Ответ абонента его не интересовал. Он убрал телефон в нагрудный карман и, не обращая больше ни на что внимания, помчался в сторону улицы Горького.
Поздно вечером к тому же дому № 3
Водитель вызвал лифт. Мимо него с громким визгом промчалась небольшая лохматая собачонка, за ней с криком: «Буш, подожди, Буш, я кому говорю подожди», пытался поспеть хозяин — вихрастый парень лет четырнадцати. Вдвоём они вылетели на улицу. Лохматая собака первым делом обнюхала незнакомую машину, подняла лапу и облегчилась на заднее колесо.

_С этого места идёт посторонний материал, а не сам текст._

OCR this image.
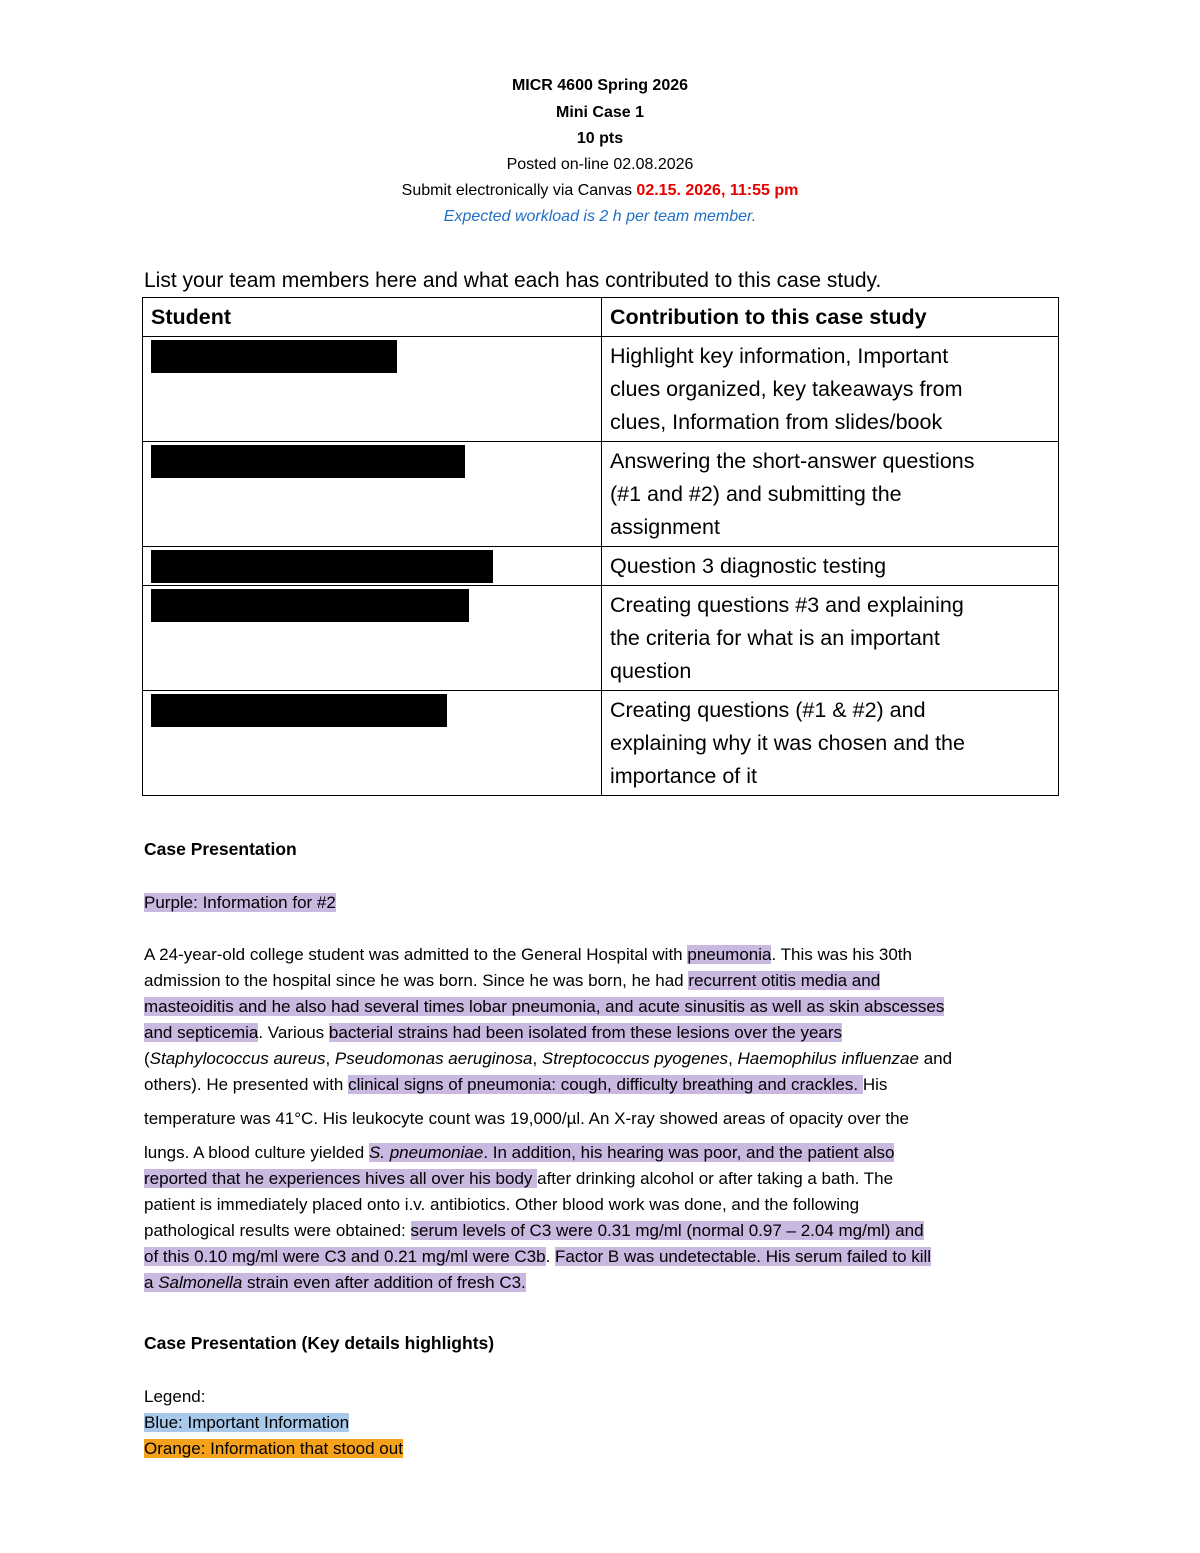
MICR 4600 Spring 2026
Mini Case 1
10 pts
Posted on-line 02.08.2026
Submit electronically via Canvas 02.15. 2026, 11:55 pm
Expected workload is 2 h per team member.
List your team members here and what each has contributed to this case study.
Student	Contribution to this case study

	Highlight key information, Important
clues organized, key takeaways from
clues, Information from slides/book

	Answering the short-answer questions
(#1 and #2) and submitting the
assignment

	Question 3 diagnostic testing

	Creating questions #3 and explaining
the criteria for what is an important
question

	Creating questions (#1 & #2) and
explaining why it was chosen and the
importance of it
Case Presentation
Purple: Information for #2
A 24-year-old college student was admitted to the General Hospital with pneumonia. This was his 30th
admission to the hospital since he was born. Since he was born, he had recurrent otitis media and
masteoiditis and he also had several times lobar pneumonia, and acute sinusitis as well as skin abscesses
and septicemia. Various bacterial strains had been isolated from these lesions over the years
(Staphylococcus aureus, Pseudomonas aeruginosa, Streptococcus pyogenes, Haemophilus influenzae and
others). He presented with clinical signs of pneumonia: cough, difficulty breathing and crackles. His
temperature was 41°C. His leukocyte count was 19,000/µl. An X-ray showed areas of opacity over the
lungs. A blood culture yielded S. pneumoniae. In addition, his hearing was poor, and the patient also
reported that he experiences hives all over his body after drinking alcohol or after taking a bath. The
patient is immediately placed onto i.v. antibiotics. Other blood work was done, and the following
pathological results were obtained: serum levels of C3 were 0.31 mg/ml (normal 0.97 – 2.04 mg/ml) and
of this 0.10 mg/ml were C3 and 0.21 mg/ml were C3b. Factor B was undetectable. His serum failed to kill
a Salmonella strain even after addition of fresh C3.
Case Presentation (Key details highlights)
Legend:
Blue: Important Information
Orange: Information that stood out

— Фу, Буш, фу, нельзя, — негрозно прикрикнул хозяин.
«Буш» порыл лапами землю и пустился наутёк.
На пятом этаже все три двери, выходящие на площадку, были обиты одинаковым чёрным дерматином. Водитель «Волги», не раздумывая, подошёл к одной из них, три раза нажал кнопку звонка. Ему долго не открывали, пришлось звонить ещё и ещё, пока, наконец, за дверью не послышались шаркающие шаги:
— Кто?
— Кто-кто? Иван пихто. Ты что там, умер? Лёш, открывай, это я.
— Кто «я»?
— Я, Лёш. Ну — я, Юра. Юра Чибилин. Ты что? Открывай.
— Чибилин?
— Ну!
Алексей Гривин в махровом банном халате с мокрой головой и полотенцем через плечо долго заглядывал в «глазок», возился с многочисленными замками, приоткрыл на цепочку дверь.
— Ты, что ли? Заходи. Не узнал, извини, богатым будешь.

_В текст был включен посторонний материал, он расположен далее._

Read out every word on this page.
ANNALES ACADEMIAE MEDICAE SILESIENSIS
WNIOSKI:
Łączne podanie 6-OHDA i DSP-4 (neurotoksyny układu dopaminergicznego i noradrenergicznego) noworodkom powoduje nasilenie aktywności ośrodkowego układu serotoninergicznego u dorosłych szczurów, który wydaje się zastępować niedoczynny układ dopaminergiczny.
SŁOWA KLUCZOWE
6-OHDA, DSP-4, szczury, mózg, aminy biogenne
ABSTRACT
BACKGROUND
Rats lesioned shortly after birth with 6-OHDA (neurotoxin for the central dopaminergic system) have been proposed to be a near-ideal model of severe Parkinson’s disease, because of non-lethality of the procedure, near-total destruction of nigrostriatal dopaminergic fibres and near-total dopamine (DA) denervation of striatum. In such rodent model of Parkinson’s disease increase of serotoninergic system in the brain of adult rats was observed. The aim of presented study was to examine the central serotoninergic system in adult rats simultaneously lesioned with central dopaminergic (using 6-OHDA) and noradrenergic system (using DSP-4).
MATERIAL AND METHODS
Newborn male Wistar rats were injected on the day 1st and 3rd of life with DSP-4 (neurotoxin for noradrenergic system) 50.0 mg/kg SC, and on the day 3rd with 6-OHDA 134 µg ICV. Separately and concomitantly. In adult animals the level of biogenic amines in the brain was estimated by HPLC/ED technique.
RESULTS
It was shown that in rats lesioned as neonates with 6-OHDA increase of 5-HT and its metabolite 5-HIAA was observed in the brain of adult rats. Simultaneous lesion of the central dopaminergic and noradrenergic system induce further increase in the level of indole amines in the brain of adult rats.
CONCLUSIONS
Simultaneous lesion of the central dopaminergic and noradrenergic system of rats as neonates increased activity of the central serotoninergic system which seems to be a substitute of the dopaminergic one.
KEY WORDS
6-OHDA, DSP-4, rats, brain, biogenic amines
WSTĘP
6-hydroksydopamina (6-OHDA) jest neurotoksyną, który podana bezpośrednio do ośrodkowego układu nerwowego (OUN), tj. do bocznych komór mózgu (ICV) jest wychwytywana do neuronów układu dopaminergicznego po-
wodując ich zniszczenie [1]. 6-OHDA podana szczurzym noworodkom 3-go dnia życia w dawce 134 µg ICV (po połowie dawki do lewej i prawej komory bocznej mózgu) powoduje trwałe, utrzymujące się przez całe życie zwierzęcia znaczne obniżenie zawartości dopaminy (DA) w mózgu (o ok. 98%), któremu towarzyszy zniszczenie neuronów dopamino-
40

— Друзей надо узнавать по голосу, — упрекнул его Юрий. — Полчаса звоню.
— Редко видимся, извини, не узнал. Заходи. Дверь захлопни, — крикнул он из ванной комнаты. — Что не позвонил?
Юрий не ответил.
— Раздевайся. Я щас.
Водитель вошёл в комнату. Огляделся. Задвинул на окнах шторы. Открыл, заглянул в шкаф. Задержался у телевизора, понаблюдал за происходящим на экране групповым изнасилованием, прибавил громкость. Прошёл на кухню. И там задвинул шторы.
Гривин в ванной комнате сушил голову феном. Рядом на стуле затрещал переносной телефон.
— Алё. Алё-ё-ё! — Он крикнул. — Юр, заткни телик, не слышно. Алё, Ань, ты? Подожди секунду. Ю-ю-юр, заткни его, не слышу ни хрена.
Юра вернулся в комнату, носком ботинка выдернул вилку из розетки.
— Да, Ань. — Алексей продолжил разговор. — Привет. Тут ко мне дружок зашёл… А? Да нет, говорю — дружок. Ну ладно, не валяй. Не валяй, говорю. Я только с самолёта. Позвони завтра. Ну — не рано. Ну ладно, давай. Ну давай. Давай. — Он отключил связь, крикнул:
— Юр, выпьешь? Там в баре хороший дринк.
— Я за рулём.
— Ну смотри. Я щас.
Он склонился над ванной, и в этот момент прозвучали два негромких щелчка, напоминающих выстрелы из пистолета с глушителем.
Алексей Гривин перегнулся через бортик кафельного корыта и замер в очень неудобной позе: босые ноги его остались на полу, а голова, руки, плечи — большая часть туловища оказалась под водой. Живой человек без водолазного костюма в таком положении долго находиться не может. Но шло время, вода постепенно окрашивалась в красный цвет, и, похоже, никакого контрольного выстрела не требовалось. Но он прозвучал так же, как и предыдущие два — почти беззвучно.